Все поднялись по лестницам вверх. Корабль инженера Краснова представлял почти правильный конус, сделанный из какого-то неизвестнаго металла. По средине было небольшое круглое отверстие, которое изнутри легко можно было закупорить так, что судно закрывалось герметически. Стены были очень толстыя и состояли, по словам Краснова, из нескольких перегородок, между которыми находилось ничто иное, как обыкновенная вода, что требовалось для оказания необходимого сопротивления первоначальному толчку.

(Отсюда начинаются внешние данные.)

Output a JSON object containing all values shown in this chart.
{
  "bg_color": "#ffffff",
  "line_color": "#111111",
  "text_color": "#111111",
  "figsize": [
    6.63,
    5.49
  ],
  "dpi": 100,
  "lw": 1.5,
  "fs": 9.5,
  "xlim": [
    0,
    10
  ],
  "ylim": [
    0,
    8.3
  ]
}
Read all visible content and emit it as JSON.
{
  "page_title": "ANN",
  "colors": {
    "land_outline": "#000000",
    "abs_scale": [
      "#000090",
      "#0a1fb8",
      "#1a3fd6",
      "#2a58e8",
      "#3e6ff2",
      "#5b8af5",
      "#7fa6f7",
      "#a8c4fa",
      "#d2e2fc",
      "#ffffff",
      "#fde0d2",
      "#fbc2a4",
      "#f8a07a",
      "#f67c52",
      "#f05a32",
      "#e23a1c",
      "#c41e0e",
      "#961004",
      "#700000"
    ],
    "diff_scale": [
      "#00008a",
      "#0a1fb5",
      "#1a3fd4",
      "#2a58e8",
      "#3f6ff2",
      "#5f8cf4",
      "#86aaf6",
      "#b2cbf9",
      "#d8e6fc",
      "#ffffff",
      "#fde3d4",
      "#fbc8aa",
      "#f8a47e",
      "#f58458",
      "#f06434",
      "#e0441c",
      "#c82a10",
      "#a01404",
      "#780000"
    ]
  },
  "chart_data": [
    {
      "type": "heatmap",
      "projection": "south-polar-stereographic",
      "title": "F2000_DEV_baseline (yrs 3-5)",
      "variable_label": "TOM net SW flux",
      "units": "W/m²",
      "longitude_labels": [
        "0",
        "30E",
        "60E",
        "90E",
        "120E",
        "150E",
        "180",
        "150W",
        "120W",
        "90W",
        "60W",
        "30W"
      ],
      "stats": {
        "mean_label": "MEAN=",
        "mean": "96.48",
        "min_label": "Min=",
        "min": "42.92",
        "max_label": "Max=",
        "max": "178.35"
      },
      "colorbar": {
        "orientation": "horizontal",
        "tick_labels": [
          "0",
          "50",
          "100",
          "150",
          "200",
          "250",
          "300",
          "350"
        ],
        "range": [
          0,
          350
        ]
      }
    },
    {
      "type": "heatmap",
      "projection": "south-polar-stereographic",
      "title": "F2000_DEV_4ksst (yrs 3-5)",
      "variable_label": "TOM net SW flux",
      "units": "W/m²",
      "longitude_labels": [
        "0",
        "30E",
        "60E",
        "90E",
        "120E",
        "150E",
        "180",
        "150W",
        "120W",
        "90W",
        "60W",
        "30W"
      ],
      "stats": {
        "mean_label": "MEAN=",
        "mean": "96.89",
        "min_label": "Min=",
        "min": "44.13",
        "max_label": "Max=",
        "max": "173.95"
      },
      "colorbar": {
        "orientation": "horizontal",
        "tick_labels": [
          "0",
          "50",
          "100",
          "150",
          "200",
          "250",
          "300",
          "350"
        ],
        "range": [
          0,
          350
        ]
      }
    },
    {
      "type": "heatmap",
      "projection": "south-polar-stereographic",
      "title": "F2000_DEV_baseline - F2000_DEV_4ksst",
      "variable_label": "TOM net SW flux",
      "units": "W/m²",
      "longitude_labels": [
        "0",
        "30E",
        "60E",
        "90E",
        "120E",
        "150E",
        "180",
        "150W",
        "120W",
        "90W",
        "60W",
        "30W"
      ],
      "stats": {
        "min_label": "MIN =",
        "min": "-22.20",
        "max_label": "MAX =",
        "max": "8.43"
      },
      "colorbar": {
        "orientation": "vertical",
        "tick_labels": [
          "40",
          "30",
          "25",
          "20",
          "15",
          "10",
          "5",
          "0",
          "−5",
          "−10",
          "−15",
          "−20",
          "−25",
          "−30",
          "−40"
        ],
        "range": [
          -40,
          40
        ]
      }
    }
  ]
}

Через весь корабль по боковой стене проходила витая лестница, достигавшая почти самой вершины конуса. Войдя внутрь, Мэри увидела, что корабль состоит из трех этажей. Первый этаж был предназначен для дорожных запасов пищи и воды, продуктов для добывания искусственнаго воздуха и поглощения углекислоты и для склада прочих необходимых в путешествии вещей. Почти весь первый этаж состоял из многочисленных шкапов с мягкими стенками, устроенными для того, чтобы защитить от первоначальнаго толчка хранящиеся в шкапах предметы. Весь корабль был выложен изнутри с тою же целью эластичной обивкой. В этом же этажи находились различные приборы и машины, а также резервуар для поглощения разных нечистот. Второй этаж занимала большая общая зала, а верхний был разделен на четыре квадранта, из которых каждый представлял отдельную комнату для одного из пассажиров корабля.